(Reuters Health) - Patients with inflammatory bowel disease (IBD) who stayed on a Mediterranean diet for six months saw significant improvements in malnutrition-related parameters and steatosis, according to a new study.
Of 165 volunteers enrolled, the 142 patients with ulcerative colitis (UC) or Crohn’s disease (CD) who adhered to the diet for six months saw reductions in body mass index (BMI), waist circumference, inflammatory markers and disease activity as well, Italian researchers report in Inflammatory Bowel Diseases.
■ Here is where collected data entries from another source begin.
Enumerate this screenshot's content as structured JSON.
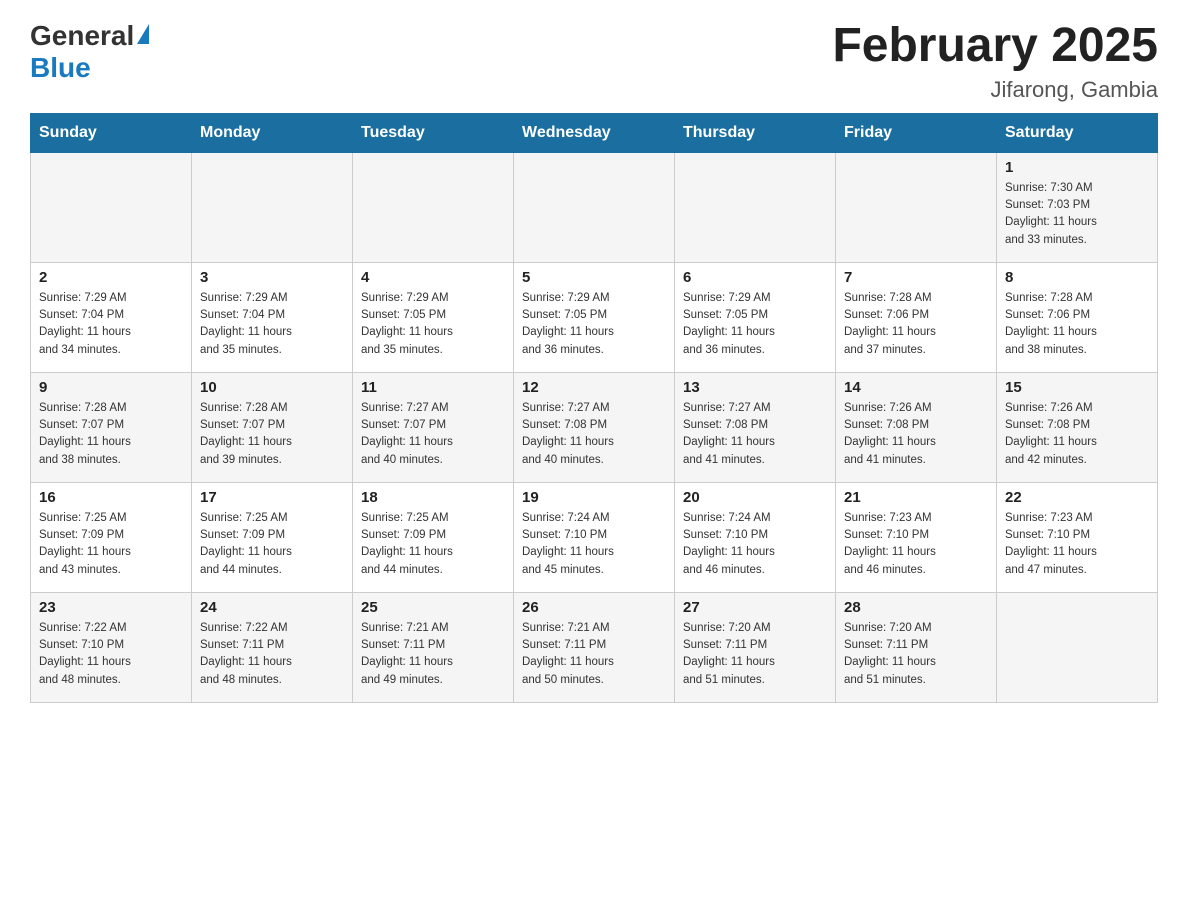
{
  "header": {
    "logo_general": "General",
    "logo_blue": "Blue",
    "month_title": "February 2025",
    "location": "Jifarong, Gambia"
  },
  "weekdays": [
    "Sunday",
    "Monday",
    "Tuesday",
    "Wednesday",
    "Thursday",
    "Friday",
    "Saturday"
  ],
  "weeks": [
    [
      {
        "day": "",
        "info": ""
      },
      {
        "day": "",
        "info": ""
      },
      {
        "day": "",
        "info": ""
      },
      {
        "day": "",
        "info": ""
      },
      {
        "day": "",
        "info": ""
      },
      {
        "day": "",
        "info": ""
      },
      {
        "day": "1",
        "info": "Sunrise: 7:30 AM\nSunset: 7:03 PM\nDaylight: 11 hours\nand 33 minutes."
      }
    ],
    [
      {
        "day": "2",
        "info": "Sunrise: 7:29 AM\nSunset: 7:04 PM\nDaylight: 11 hours\nand 34 minutes."
      },
      {
        "day": "3",
        "info": "Sunrise: 7:29 AM\nSunset: 7:04 PM\nDaylight: 11 hours\nand 35 minutes."
      },
      {
        "day": "4",
        "info": "Sunrise: 7:29 AM\nSunset: 7:05 PM\nDaylight: 11 hours\nand 35 minutes."
      },
      {
        "day": "5",
        "info": "Sunrise: 7:29 AM\nSunset: 7:05 PM\nDaylight: 11 hours\nand 36 minutes."
      },
      {
        "day": "6",
        "info": "Sunrise: 7:29 AM\nSunset: 7:05 PM\nDaylight: 11 hours\nand 36 minutes."
      },
      {
        "day": "7",
        "info": "Sunrise: 7:28 AM\nSunset: 7:06 PM\nDaylight: 11 hours\nand 37 minutes."
      },
      {
        "day": "8",
        "info": "Sunrise: 7:28 AM\nSunset: 7:06 PM\nDaylight: 11 hours\nand 38 minutes."
      }
    ],
    [
      {
        "day": "9",
        "info": "Sunrise: 7:28 AM\nSunset: 7:07 PM\nDaylight: 11 hours\nand 38 minutes."
      },
      {
        "day": "10",
        "info": "Sunrise: 7:28 AM\nSunset: 7:07 PM\nDaylight: 11 hours\nand 39 minutes."
      },
      {
        "day": "11",
        "info": "Sunrise: 7:27 AM\nSunset: 7:07 PM\nDaylight: 11 hours\nand 40 minutes."
      },
      {
        "day": "12",
        "info": "Sunrise: 7:27 AM\nSunset: 7:08 PM\nDaylight: 11 hours\nand 40 minutes."
      },
      {
        "day": "13",
        "info": "Sunrise: 7:27 AM\nSunset: 7:08 PM\nDaylight: 11 hours\nand 41 minutes."
      },
      {
        "day": "14",
        "info": "Sunrise: 7:26 AM\nSunset: 7:08 PM\nDaylight: 11 hours\nand 41 minutes."
      },
      {
        "day": "15",
        "info": "Sunrise: 7:26 AM\nSunset: 7:08 PM\nDaylight: 11 hours\nand 42 minutes."
      }
    ],
    [
      {
        "day": "16",
        "info": "Sunrise: 7:25 AM\nSunset: 7:09 PM\nDaylight: 11 hours\nand 43 minutes."
      },
      {
        "day": "17",
        "info": "Sunrise: 7:25 AM\nSunset: 7:09 PM\nDaylight: 11 hours\nand 44 minutes."
      },
      {
        "day": "18",
        "info": "Sunrise: 7:25 AM\nSunset: 7:09 PM\nDaylight: 11 hours\nand 44 minutes."
      },
      {
        "day": "19",
        "info": "Sunrise: 7:24 AM\nSunset: 7:10 PM\nDaylight: 11 hours\nand 45 minutes."
      },
      {
        "day": "20",
        "info": "Sunrise: 7:24 AM\nSunset: 7:10 PM\nDaylight: 11 hours\nand 46 minutes."
      },
      {
        "day": "21",
        "info": "Sunrise: 7:23 AM\nSunset: 7:10 PM\nDaylight: 11 hours\nand 46 minutes."
      },
      {
        "day": "22",
        "info": "Sunrise: 7:23 AM\nSunset: 7:10 PM\nDaylight: 11 hours\nand 47 minutes."
      }
    ],
    [
      {
        "day": "23",
        "info": "Sunrise: 7:22 AM\nSunset: 7:10 PM\nDaylight: 11 hours\nand 48 minutes."
      },
      {
        "day": "24",
        "info": "Sunrise: 7:22 AM\nSunset: 7:11 PM\nDaylight: 11 hours\nand 48 minutes."
      },
      {
        "day": "25",
        "info": "Sunrise: 7:21 AM\nSunset: 7:11 PM\nDaylight: 11 hours\nand 49 minutes."
      },
      {
        "day": "26",
        "info": "Sunrise: 7:21 AM\nSunset: 7:11 PM\nDaylight: 11 hours\nand 50 minutes."
      },
      {
        "day": "27",
        "info": "Sunrise: 7:20 AM\nSunset: 7:11 PM\nDaylight: 11 hours\nand 51 minutes."
      },
      {
        "day": "28",
        "info": "Sunrise: 7:20 AM\nSunset: 7:11 PM\nDaylight: 11 hours\nand 51 minutes."
      },
      {
        "day": "",
        "info": ""
      }
    ]
  ]
}
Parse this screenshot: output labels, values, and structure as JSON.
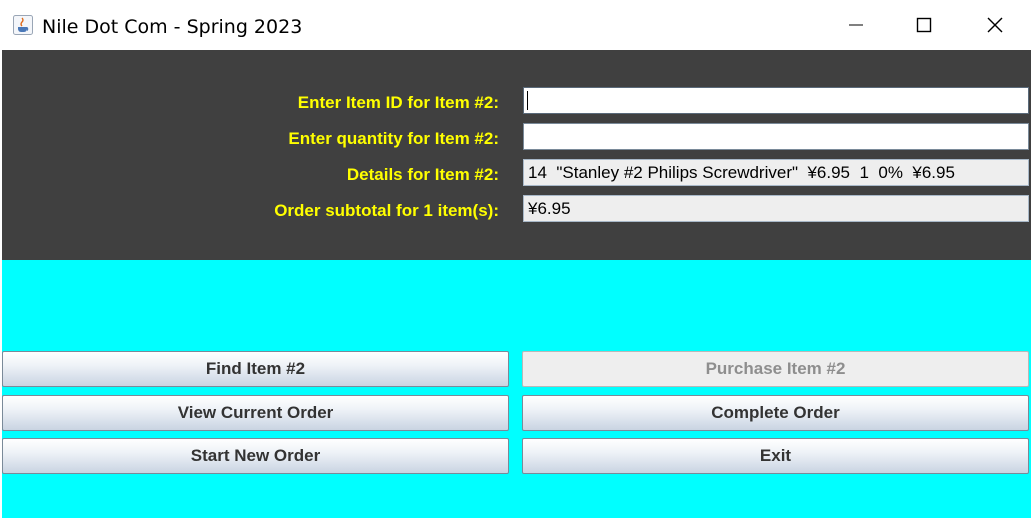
{
  "window": {
    "title": "Nile Dot Com - Spring 2023"
  },
  "form": {
    "item_id_label": "Enter Item ID for Item #2:",
    "item_id_value": "",
    "quantity_label": "Enter quantity for Item #2:",
    "quantity_value": "",
    "details_label": "Details for Item #2:",
    "details_value": "14  \"Stanley #2 Philips Screwdriver\"  ¥6.95  1  0%  ¥6.95",
    "subtotal_label": "Order subtotal for 1 item(s):",
    "subtotal_value": "¥6.95"
  },
  "buttons": {
    "find": "Find Item #2",
    "purchase": "Purchase Item #2",
    "view": "View Current Order",
    "complete": "Complete Order",
    "start_new": "Start New Order",
    "exit": "Exit"
  },
  "colors": {
    "panel": "#404040",
    "label": "#ffff00",
    "background": "#00ffff"
  }
}
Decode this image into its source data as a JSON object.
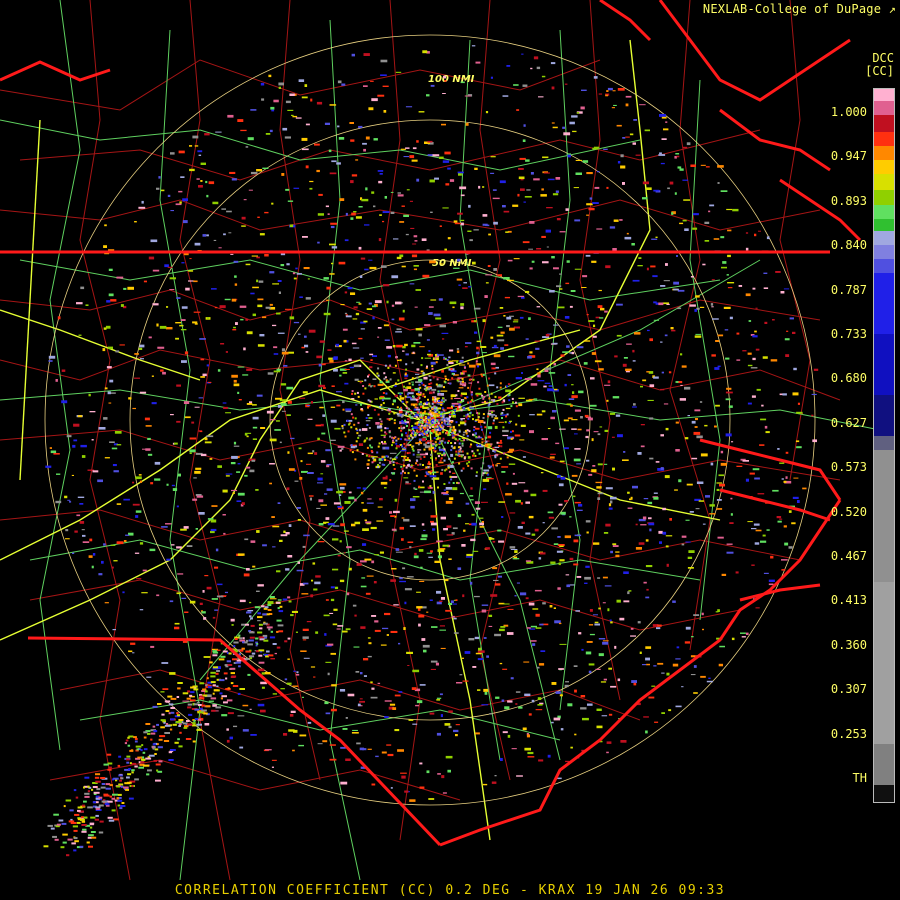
{
  "credit": "NEXLAB-College of DuPage",
  "product_line": "CORRELATION COEFFICIENT (CC) 0.2 DEG - KRAX 19 JAN 26 09:33",
  "units": {
    "product": "DCC",
    "unit": "[CC]"
  },
  "scale_labels": [
    "1.000",
    "0.947",
    "0.893",
    "0.840",
    "0.787",
    "0.733",
    "0.680",
    "0.627",
    "0.573",
    "0.520",
    "0.467",
    "0.413",
    "0.360",
    "0.307",
    "0.253",
    "TH"
  ],
  "ring_labels": {
    "inner": "50 NMI",
    "outer": "100 NMI"
  },
  "colors": {
    "background": "#000000",
    "state_border": "#ff1a1a",
    "county_line": "#b01818",
    "highway": "#66dd66",
    "interstate": "#e6ff33",
    "ring": "#e8d080",
    "text": "#ffff66"
  },
  "icons": {
    "external_link": "external-link-icon"
  }
}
“Our data support the role of nutritional counseling in the multidisciplinary management of IBD,” Dr. Fabio Chicco of the University of Cagliari and colleagues write. “The adoption of a proper alimentary habit based on (a Mediterranean diet) and the achievement of compliance might be pivotal in the clinical management of these patients.”
To study the potential impact of the Mediterranean diet, Dr. Chicco and colleagues analyzed data on 84 patients with UC (median age, 52; median BMI, 24.8) and 58 with CD (median age 48; median BMI, 25). At the outset, participants filled out questionnaires designed to evaluate quality of life and underwent clinical and disease activity evaluation, including abdominal ultrasound to evaluate possible steatosis. The volunteers also received dietary counseling from a nutritionist.
At baseline, obesity was present in 43 UC patients (51.2%) and 30 CD patients (51.7%). After six months, among patients with UC, BMI had decreased by a mean of 0.42 points and waist circumference by a mean of 1.25 cm; among those with CD, BMI had decreased by 0.48 points and waist circumference by 1.4 cm.
Seven UC patients (8.33%) showed high-grade, 13 (15.48%) moderate-grade, and 11 (13.09%) mild-grade liver steatosis at baseline. After 6 months, liver steatosis was high grade in 3 patients (3.57%), moderate in 9 (10.71%), and mild in 6 (7.14%). Similarly, at baseline 31 CD patients (53.45%) had no signs of steatosis; 6 (10.34%) had mild, 10 (17.24%) moderate, and 11 (18.97%) high-grade liver steatosis. After six months, 40 CD patients (68.97%) had no evidence of steatosis, with 10 (17.24%) having mild, 6 (10.34%) moderate, and 2 (3.45%) high grade steatosis.
Over the six months, the number of UC patients with active disease also declined from to 4 (6.8%), from 14 (23.7%) at baseline, and among those with CD, the number with active disease declined to 2 (3.8%), from 9 (17%) at baseline.
Dr. Aline Charabaty welcomed the new study.
“I’m a big fan of the Mediterranean diet,” said Dr. Charabaty, clinical director of the GI division at the Johns Hopkins School of Medicine and director of the IBD Center at the Johns Hopkins-Sibley Memorial Hospital, in Baltimore. “So I’m excited to see a study that looks at it.”
Earlier diet studies have tried to look at the impact of single foods on IBD, which is a mistake, Dr. Charabaty said. “IBD is more complex than that,” she explained. “We know it’s multifactorial. There’s a genetic component but also an environmental one.”
The evidence for that comes from countries where the incidence of IBD initially was low or non-existent, but increased once the culture westernized, Dr. Charabaty said.
“This study is very nicely done, and it mirrors what is known from epidemiological studies,” Dr. Charabaty said. “And I’m glad to see it backs up my recommendations to patients.”